I’m also, while not boasting about it, the most hated journalist in Canada among other journalists. Not my fault. The guilty party is Doug Creighton, my then publisher at the Toronto Sun. One lunch, at the Toronto Club, he asked my travel plans. Why don’t you, he proferred, find the 10 most expensive resorts in the world?

His theory was my readers could be divided into two groups: the privileged who had been to these joints and would disagree with me; and those people who had never been anywhere, dreaming of the day when their lottery boat came in and they could realize their lifetime hope of seeing Paris, Rome, London and Madrid.

And so, for a year, I suffered through the odorous role of trolling through two fleshpots in the Caribbean, a $1,000-a-night dig off Fiji, a spot in Bali with an individual pool for every room, a stop in Thailand, a feast in France, a gig in Morocco featuring white stallions, a castle in Ireland, a retreat in Scotland where I bathed in Churchill’s bathtub and where Winston and Eisenhower met secretly during the war to plot strategy, and one more stop in French wine country. A bachelor at the time, I was allowed, decreed Creighton, to take various companions so as to fill out the tennis doubles regime.

As I returned, shame-faced, to the Sun newsroom, the hatred permeated the place. I didn’t blame them a bit. I would have hated me too. As someone said of George Bernard Shaw, “He had no enemies, but even his best friends didn’t like him.”

There has been, however, a price to pay for all of this.

In 1990, I received a tip that I should be in South Africa the next week. I divined it would have something to do with Nelson Mandela.
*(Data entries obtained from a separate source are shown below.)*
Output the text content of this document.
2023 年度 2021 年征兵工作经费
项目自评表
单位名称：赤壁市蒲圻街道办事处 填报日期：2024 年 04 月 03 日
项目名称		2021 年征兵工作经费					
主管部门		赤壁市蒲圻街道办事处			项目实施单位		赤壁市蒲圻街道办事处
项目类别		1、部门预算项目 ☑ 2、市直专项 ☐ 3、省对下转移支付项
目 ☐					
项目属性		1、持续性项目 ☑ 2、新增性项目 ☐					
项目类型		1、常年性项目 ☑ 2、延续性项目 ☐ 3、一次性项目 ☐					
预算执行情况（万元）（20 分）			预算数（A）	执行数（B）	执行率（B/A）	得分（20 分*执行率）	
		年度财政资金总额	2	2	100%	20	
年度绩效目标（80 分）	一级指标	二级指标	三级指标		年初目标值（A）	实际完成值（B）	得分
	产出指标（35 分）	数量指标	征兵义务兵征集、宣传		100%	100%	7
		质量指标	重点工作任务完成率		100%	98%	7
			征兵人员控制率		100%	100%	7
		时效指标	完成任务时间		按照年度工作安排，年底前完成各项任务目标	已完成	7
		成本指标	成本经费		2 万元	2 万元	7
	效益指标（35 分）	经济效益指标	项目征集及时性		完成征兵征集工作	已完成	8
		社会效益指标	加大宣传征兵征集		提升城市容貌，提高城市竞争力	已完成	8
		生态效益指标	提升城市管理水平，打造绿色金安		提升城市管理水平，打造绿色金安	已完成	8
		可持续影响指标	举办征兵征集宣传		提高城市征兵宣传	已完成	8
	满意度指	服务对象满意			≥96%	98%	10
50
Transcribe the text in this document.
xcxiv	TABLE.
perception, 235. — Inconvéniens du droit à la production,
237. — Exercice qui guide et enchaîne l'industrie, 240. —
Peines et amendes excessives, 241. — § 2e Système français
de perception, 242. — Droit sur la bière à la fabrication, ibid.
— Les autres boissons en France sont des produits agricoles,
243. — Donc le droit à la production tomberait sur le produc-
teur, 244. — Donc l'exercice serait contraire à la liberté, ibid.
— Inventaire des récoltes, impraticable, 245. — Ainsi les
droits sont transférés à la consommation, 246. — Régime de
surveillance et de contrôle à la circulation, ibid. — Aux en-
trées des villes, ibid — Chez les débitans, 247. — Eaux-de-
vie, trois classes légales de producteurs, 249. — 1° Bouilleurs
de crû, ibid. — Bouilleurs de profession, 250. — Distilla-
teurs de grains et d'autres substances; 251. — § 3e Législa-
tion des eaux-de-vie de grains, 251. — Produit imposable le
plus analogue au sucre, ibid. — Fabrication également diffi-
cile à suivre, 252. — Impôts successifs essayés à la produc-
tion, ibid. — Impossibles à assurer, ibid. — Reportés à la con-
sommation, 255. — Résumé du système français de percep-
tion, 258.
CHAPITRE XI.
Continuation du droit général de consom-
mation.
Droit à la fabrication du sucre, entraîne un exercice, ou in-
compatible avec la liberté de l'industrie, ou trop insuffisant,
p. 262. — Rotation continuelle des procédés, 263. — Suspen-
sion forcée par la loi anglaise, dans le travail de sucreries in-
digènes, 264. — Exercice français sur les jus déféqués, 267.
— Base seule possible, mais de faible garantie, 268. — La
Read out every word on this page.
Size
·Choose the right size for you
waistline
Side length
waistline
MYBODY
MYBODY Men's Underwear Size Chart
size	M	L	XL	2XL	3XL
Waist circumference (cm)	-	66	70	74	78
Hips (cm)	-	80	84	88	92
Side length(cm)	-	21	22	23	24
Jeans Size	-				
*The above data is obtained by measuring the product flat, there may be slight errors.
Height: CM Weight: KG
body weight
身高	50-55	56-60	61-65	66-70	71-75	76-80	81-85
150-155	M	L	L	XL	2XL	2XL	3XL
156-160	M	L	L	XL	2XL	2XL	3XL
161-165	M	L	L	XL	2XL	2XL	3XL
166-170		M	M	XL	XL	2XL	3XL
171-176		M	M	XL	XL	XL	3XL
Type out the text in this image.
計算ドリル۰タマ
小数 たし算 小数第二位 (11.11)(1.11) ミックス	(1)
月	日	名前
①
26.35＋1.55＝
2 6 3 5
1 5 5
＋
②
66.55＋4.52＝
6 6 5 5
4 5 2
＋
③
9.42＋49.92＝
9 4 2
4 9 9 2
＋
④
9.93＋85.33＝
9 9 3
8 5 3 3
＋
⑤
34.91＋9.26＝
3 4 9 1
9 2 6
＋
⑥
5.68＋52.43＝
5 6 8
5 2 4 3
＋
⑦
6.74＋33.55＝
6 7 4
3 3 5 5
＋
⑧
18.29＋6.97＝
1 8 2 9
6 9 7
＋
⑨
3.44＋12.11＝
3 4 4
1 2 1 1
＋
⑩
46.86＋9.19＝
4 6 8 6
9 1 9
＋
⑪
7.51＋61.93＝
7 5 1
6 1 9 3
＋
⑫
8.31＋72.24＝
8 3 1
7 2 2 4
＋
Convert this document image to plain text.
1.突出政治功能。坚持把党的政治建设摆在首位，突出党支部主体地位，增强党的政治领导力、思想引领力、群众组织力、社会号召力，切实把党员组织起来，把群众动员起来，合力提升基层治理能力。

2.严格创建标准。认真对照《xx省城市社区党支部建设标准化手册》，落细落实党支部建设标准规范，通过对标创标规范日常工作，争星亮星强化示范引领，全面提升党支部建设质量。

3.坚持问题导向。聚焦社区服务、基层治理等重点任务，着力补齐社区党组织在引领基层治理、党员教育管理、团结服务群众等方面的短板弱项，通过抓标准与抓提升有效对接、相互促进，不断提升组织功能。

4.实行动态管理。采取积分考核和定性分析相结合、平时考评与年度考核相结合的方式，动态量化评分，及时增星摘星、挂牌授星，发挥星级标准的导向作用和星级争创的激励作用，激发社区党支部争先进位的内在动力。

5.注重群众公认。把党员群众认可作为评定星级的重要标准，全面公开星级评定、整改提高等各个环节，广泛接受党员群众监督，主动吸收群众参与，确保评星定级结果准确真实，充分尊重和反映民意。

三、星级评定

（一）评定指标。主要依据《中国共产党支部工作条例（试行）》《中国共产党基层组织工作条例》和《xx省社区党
I flew to Cape Town and walked — five miles in and five miles out — to Victor Verster Prison to see Mandela released after 27 years behind bars. By happenstance, my No. 2 son, Kip, had won at a St. Andrews Ball in Vancouver a door prize for an Air Canada ticket to anywhere in the world. He flew to Athens, got on a rickety sailboat with two strangers and crossed the Mediterranean to Cairo. And headed south on his thumb. I headed north by business class. We met on the Equator in Kenya and flew off to Lamu on the Indian Ocean where, sitting in the sunshine in the hotel garden, a small libation at hand, I tapped out my column on my laptop. Kip, watching, said, “Dad, do you have the best job in journalism?” Dad replied: “Nope, I have the best job in the world.”

No. 1 son, Brady, took his mountain bike to Beijing and retraced Marco Polo’s famous Silk Road, got into Afghanistan with his new beard and flowing robes, dined with the Taliban and wrote an acclaimed book, On the Trail of Marco Polo. Daughter Francesca, who went to Paris with Pops at age 12, has backpacked from Greece all the way to Morocco.

Thanks to the gene pool, my kids have inherited the travel bug.

I feel sorry for them.

Allan Fotheringham has written eight books and is a consistently controversial columnist.